We ask that all march participants respect the following order of procession. We want to ensure this is a Black led march, but we encourage everyone to march with their family and loved ones.
Black Lives Matter Seattle-King County
People of Color
Elected and appointed officials, political candidates
It doesn’t take a rocket scientist to see that the “March Order” is segregated by race: Blacks first, followed by people of color — Asian-Americans and Hispanics — and finally their “white allies.” Well, at least whites came before “bikes.”
The separation of participants by race is, well, racist. It seems to me that the organization’s objective is not equality, but superiority.
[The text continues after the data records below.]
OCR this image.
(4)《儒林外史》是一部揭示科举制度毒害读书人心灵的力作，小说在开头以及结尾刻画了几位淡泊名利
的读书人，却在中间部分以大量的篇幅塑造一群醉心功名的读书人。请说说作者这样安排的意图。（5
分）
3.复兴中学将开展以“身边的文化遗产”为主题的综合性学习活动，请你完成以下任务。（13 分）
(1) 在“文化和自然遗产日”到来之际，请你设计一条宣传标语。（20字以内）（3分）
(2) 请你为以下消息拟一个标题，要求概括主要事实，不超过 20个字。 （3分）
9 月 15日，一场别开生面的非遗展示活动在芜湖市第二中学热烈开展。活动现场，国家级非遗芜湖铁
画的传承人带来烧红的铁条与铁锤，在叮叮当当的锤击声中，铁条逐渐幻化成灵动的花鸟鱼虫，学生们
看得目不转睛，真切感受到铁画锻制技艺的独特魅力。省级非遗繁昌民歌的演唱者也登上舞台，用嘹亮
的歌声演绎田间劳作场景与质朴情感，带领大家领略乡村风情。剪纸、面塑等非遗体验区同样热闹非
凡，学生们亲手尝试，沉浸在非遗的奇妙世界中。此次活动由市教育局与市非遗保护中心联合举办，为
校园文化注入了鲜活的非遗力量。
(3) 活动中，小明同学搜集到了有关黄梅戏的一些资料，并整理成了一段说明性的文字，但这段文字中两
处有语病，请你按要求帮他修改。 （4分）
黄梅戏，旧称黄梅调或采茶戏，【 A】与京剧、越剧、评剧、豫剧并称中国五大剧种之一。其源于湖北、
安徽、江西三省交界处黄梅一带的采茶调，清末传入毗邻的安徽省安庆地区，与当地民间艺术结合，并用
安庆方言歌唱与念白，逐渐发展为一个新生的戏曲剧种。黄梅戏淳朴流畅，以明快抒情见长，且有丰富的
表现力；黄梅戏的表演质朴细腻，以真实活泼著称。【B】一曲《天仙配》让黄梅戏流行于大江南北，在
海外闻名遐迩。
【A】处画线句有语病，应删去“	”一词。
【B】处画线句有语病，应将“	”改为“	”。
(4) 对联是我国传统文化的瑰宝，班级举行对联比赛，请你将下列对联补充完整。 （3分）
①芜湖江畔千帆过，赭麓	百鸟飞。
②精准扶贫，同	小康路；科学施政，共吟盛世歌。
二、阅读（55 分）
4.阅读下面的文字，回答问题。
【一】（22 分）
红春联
Cannon’s remarks to Griffin, Jeong’s offensive tweets about white men, the UVA student’s request that her white peers leave the Diversity Center, and the marching order for the Black Lives Matter Silent March all meet the definition of racism. Sadly, these four examples merely scratch the surface. Yet corporate media remains silent. If any of these scenarios were reversed, they would cause a white person to be fired, canceled, or even attacked.
Not only is racism against white people not impossible, it sits at the very core of America’s current cultural revolution. And we need to have a national conversation about it.